What is complexity of O(1/n) compared to O(n)?

Question

Is O(1/n) faster growing than O(1)? I am studying time complexity and saw O(1/n) being compared to O(n) as one of my exercise questions, and I had never seen that before. Not sure how to deduce the answer to this question.

Answer 1

A complexity of O(1/n) would means that the more data you process, the faster is the algorithm... Quite difficult to believe, for first, and second let's do maths: the limit of 1/x when x goes to +INF is zero...

The algorithm would resolve instantly the problem, then? Hey, let's forget about quantum computing, we found something better! :)
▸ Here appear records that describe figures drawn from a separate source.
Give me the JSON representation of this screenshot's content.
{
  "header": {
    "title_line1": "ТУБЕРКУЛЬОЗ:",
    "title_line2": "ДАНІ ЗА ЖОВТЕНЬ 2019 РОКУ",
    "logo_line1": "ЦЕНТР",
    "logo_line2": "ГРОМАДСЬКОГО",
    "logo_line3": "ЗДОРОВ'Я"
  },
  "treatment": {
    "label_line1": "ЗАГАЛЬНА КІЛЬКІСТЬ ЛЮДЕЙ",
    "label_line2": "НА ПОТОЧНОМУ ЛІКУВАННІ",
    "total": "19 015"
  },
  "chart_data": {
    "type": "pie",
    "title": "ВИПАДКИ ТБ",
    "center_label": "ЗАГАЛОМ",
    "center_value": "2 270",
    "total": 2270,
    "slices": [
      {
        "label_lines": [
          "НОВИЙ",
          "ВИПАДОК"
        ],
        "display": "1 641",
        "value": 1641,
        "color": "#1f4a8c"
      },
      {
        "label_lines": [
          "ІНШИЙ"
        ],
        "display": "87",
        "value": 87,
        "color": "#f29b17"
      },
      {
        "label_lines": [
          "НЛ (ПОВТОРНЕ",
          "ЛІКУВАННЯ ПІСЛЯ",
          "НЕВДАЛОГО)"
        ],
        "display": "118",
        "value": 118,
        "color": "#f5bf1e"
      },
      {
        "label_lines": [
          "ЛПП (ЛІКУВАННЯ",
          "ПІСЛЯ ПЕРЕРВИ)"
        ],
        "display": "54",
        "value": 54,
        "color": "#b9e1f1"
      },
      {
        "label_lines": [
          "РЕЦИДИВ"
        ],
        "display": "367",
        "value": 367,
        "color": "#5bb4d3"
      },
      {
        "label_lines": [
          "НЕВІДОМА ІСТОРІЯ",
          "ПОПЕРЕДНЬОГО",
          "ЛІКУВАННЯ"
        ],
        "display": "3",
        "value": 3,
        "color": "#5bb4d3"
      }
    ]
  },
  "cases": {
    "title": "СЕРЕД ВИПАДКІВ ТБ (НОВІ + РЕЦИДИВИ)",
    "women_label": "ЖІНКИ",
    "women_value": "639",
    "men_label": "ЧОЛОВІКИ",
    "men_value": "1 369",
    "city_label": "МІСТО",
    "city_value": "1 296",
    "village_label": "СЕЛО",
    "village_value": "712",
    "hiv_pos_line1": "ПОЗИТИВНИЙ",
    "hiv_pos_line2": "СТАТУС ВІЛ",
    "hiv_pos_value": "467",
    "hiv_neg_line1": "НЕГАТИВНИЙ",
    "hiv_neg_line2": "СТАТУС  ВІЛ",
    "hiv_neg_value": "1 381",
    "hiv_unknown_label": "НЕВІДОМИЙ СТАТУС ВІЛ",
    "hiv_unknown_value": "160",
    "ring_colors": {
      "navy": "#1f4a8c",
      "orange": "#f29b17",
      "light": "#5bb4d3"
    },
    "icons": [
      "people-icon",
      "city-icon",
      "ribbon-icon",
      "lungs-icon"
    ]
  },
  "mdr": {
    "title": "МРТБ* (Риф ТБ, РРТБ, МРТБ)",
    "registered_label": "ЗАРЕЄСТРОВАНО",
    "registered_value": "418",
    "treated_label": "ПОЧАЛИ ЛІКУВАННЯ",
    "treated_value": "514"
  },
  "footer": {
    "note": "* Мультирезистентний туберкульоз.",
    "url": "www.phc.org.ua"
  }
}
Stop joking: such a complexity doesn't exist. Because 1/n is a decreasing monotonic function. Complexities are increasing monotonic functions - at best, it's O(1), meaning a constant time whatever the data quantity is. It's not even a so common complexity for an algorithm, in fact, even if it's quite frequent for certain operations / manipulations.

For example, retrieving the head of a standard linked list is indeed O(1), even if the list is empty or if it contains all possible data of Universe (if it was storable...), because list's head is what is stored to access it. It's the same for all operations involving only exchanging pointers/handles exclusively, all direct accesses (like the [] operator of most arrays), etc. but most algorithms don't have such a nice complexity.

But even a simple (deep) copy is O(n)... Most researchs in a storage are in O(log2(n)). Most sorts are in O(n.log2(n)). Most cross-comparisons are in O(n²). All these functions are (strictly) increasing. All these functions tend to infinity when n also tends to infinity.